10. The power supply circuit of claim 8 , wherein the pulse width modulation circuit further comprises a second terminal receiving the coupling voltage, and the pulse width modulation circuit ceases the pulse signal when the coupling voltage indicates that the output voltage has exceeded the predetermined range.

11. The power supply circuit of claim 8 , wherein the control circuit comprises a first control unit and a delay circuit, the first control unit configured for receiving the coupling voltage and enabling the delay circuit when the coupling voltage indicates that the output voltage is within the predetermined range.

12. The power supply circuit of claim 11 , wherein the control circuit further comprises a second control unit electrically connecting the delay circuit and the detecting circuit, and the second control unit is configured for disabling the voltage division branch under the control of the delay circuit.

13. The power supply circuit of claim 12 , wherein the first control unit comprises a second transistor, a Zener diode, and a pull-down resistor, a base electrode of the second transistor is configured for receiving the coupling voltage, a collector electrode of the second transistor is configured for receiving a power voltage, and an emitter electrode of the transistor is electrically coupled to a negative electrode of the Zener diode, wherein a positive electrode of the Zener diode is electrically coupled to the delay circuit and grounded via the pull-down resistor.

14. The power supply circuit of claim 13 , wherein the delay circuit is an integrator.

15. The power supply circuit of claim 13 , wherein the delay circuit comprises an integrating resistor and an integrating capacitor, an end of the integrating resistor is electrically coupled to the positive terminal of the Zener diode, the other end of the integrating resistor is grounded via the integrating capacitor, and electrically coupled to the second control unit.

16. The power supply circuit of claim 15 , wherein the second control unit comprises a pull-up resistor and a third transistor, a base electrode of the third transistor is electrically coupled to the integrating resistor, a collector electrode is configured for receiving the power voltage via the pull-up resistor, and is electrically coupled to the voltage division branch, and an emitter electrode of the third transistor is grounded.

17. The power supply circuit of claim 1 , wherein the voltage conversion circuit comprises an electronic switch configured for receiving the pulse signal and a transformer having a first coil and a second coil, wherein an end of the first coil is configured for receiving an external voltage and the other end of the first coil is grounded via the electronic switch.

18. The power supply circuit of claim 17 , wherein the voltage conversion circuit further comprises a third coil, a rectifying diode, and a filter capacitor configured for providing an inner power voltage to the pulse width modulation circuit cooperatively.

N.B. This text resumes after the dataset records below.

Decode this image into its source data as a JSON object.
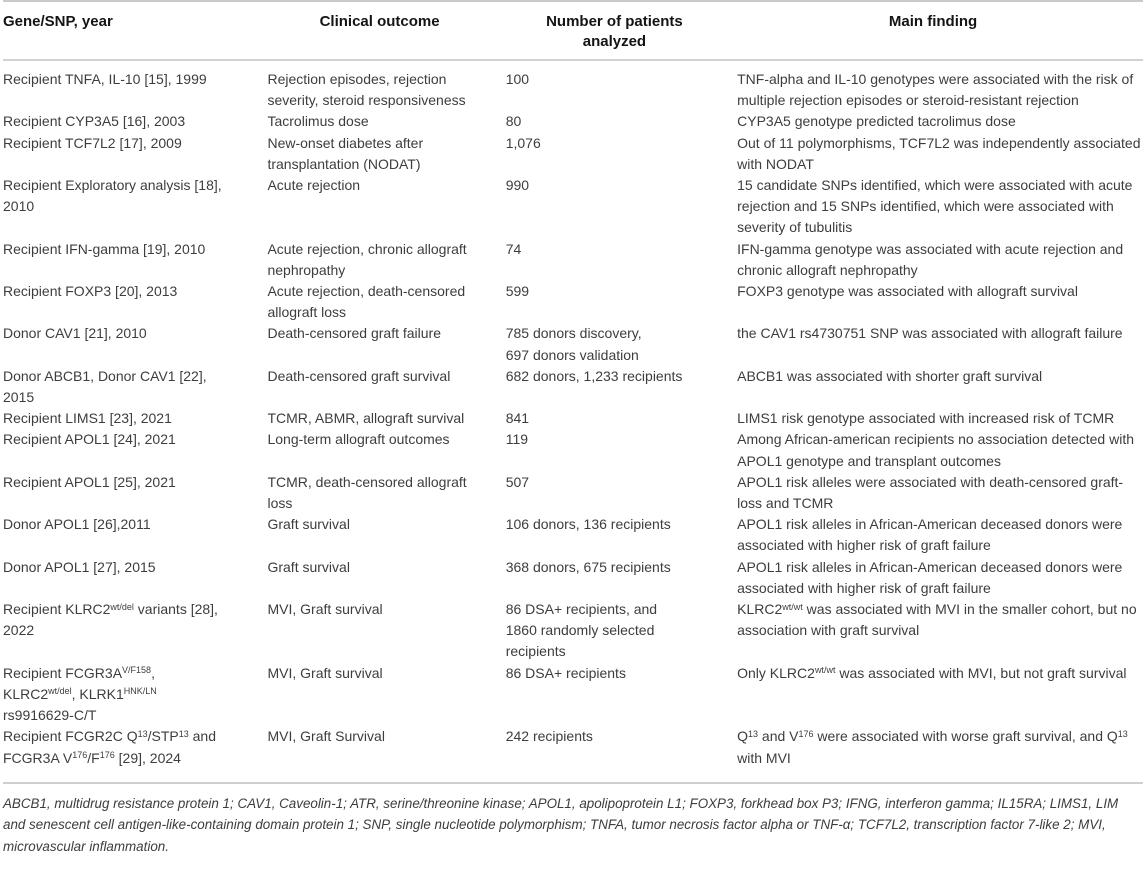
{
  "table": {
    "headers": [
      {
        "label": "Gene/SNP, year"
      },
      {
        "label": "Clinical outcome"
      },
      {
        "label": "Number of patients\nanalyzed"
      },
      {
        "label": "Main finding"
      }
    ],
    "rows": [
      {
        "gene": "Recipient TNFA, IL-10 [15], 1999",
        "outcome": "Rejection episodes, rejection severity, steroid responsiveness",
        "patients": "100",
        "finding": "TNF-alpha and IL-10 genotypes were associated with the risk of multiple rejection episodes or steroid-resistant rejection"
      },
      {
        "gene": "Recipient CYP3A5 [16], 2003",
        "outcome": "Tacrolimus dose",
        "patients": "80",
        "finding": "CYP3A5 genotype predicted tacrolimus dose"
      },
      {
        "gene": "Recipient TCF7L2 [17], 2009",
        "outcome": "New-onset diabetes after transplantation (NODAT)",
        "patients": "1,076",
        "finding": "Out of 11 polymorphisms, TCF7L2 was independently associated with NODAT"
      },
      {
        "gene": "Recipient Exploratory analysis [18],\n2010",
        "outcome": "Acute rejection",
        "patients": "990",
        "finding": "15 candidate SNPs identified, which were associated with acute rejection and 15 SNPs identified, which were associated with severity of tubulitis"
      },
      {
        "gene": "Recipient IFN-gamma [19], 2010",
        "outcome": "Acute rejection, chronic allograft nephropathy",
        "patients": "74",
        "finding": "IFN-gamma genotype was associated with acute rejection and chronic allograft nephropathy"
      },
      {
        "gene": "Recipient FOXP3 [20], 2013",
        "outcome": "Acute rejection, death-censored allograft loss",
        "patients": "599",
        "finding": "FOXP3 genotype was associated with allograft survival"
      },
      {
        "gene": "Donor CAV1 [21], 2010",
        "outcome": "Death-censored graft failure",
        "patients": "785 donors discovery,\n697 donors validation",
        "finding": "the CAV1 rs4730751 SNP was associated with allograft failure"
      },
      {
        "gene": "Donor ABCB1, Donor CAV1 [22],\n2015",
        "outcome": "Death-censored graft survival",
        "patients": "682 donors, 1,233 recipients",
        "finding": "ABCB1 was associated with shorter graft survival"
      },
      {
        "gene": "Recipient LIMS1 [23], 2021",
        "outcome": "TCMR, ABMR, allograft survival",
        "patients": "841",
        "finding": "LIMS1 risk genotype associated with increased risk of TCMR"
      },
      {
        "gene": "Recipient APOL1 [24], 2021",
        "outcome": "Long-term allograft outcomes",
        "patients": "119",
        "finding": "Among African-american recipients no association detected with APOL1 genotype and transplant outcomes"
      },
      {
        "gene": "Recipient APOL1 [25], 2021",
        "outcome": "TCMR, death-censored allograft loss",
        "patients": "507",
        "finding": "APOL1 risk alleles were associated with death-censored graft- loss and TCMR"
      },
      {
        "gene": "Donor APOL1 [26],2011",
        "outcome": "Graft survival",
        "patients": "106 donors, 136 recipients",
        "finding": "APOL1 risk alleles in African-American deceased donors were associated with higher risk of graft failure"
      },
      {
        "gene": "Donor APOL1 [27], 2015",
        "outcome": "Graft survival",
        "patients": "368 donors, 675 recipients",
        "finding": "APOL1 risk alleles in African-American deceased donors were associated with higher risk of graft failure"
      },
      {
        "gene": "Recipient KLRC2^{wt/del} variants [28],\n2022",
        "outcome": "MVI, Graft survival",
        "patients": "86 DSA+ recipients, and\n1860 randomly selected\nrecipients",
        "finding": "KLRC2^{wt/wt} was associated with MVI in the smaller cohort, but no association with graft survival"
      },
      {
        "gene": "Recipient FCGR3A^{V/F158},\nKLRC2^{wt/del}, KLRK1^{HNK/LN}\nrs9916629-C/T",
        "outcome": "MVI, Graft survival",
        "patients": "86 DSA+ recipients",
        "finding": "Only KLRC2^{wt/wt} was associated with MVI, but not graft survival"
      },
      {
        "gene": "Recipient FCGR2C Q^{13}/STP^{13} and\nFCGR3A V^{176}/F^{176} [29], 2024",
        "outcome": "MVI, Graft Survival",
        "patients": "242 recipients",
        "finding": "Q^{13} and V^{176} were associated with worse graft survival, and Q^{13} with MVI"
      }
    ],
    "footnote": "ABCB1, multidrug resistance protein 1; CAV1, Caveolin-1; ATR, serine/threonine kinase; APOL1, apolipoprotein L1; FOXP3, forkhead box P3; IFNG, interferon gamma; IL15RA; LIMS1, LIM and senescent cell antigen-like-containing domain protein 1; SNP, single nucleotide polymorphism; TNFA, tumor necrosis factor alpha or TNF-α; TCF7L2, transcription factor 7-like 2; MVI, microvascular inflammation.",
    "colors": {
      "body_text": "#3d3d3d",
      "header_text": "#141414",
      "rule": "#c9c9c9",
      "background": "#ffffff"
    }
  }
}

19. A power supply circuit, comprising: a pulse width modulation circuit configured providing a pulse signal; a voltage conversion circuit configured for generating an output voltage according to the pulse signal; a detecting circuit comprising a sampling branch electrically coupled to the voltage conversion circuit, and a voltage division branch electrically coupled to the sampling branch; and a control circuit electrically coupled to the voltage division branch; wherein when the output voltage is within a predetermined range, the control circuit disables the voltage division branch after a predetermined period of time.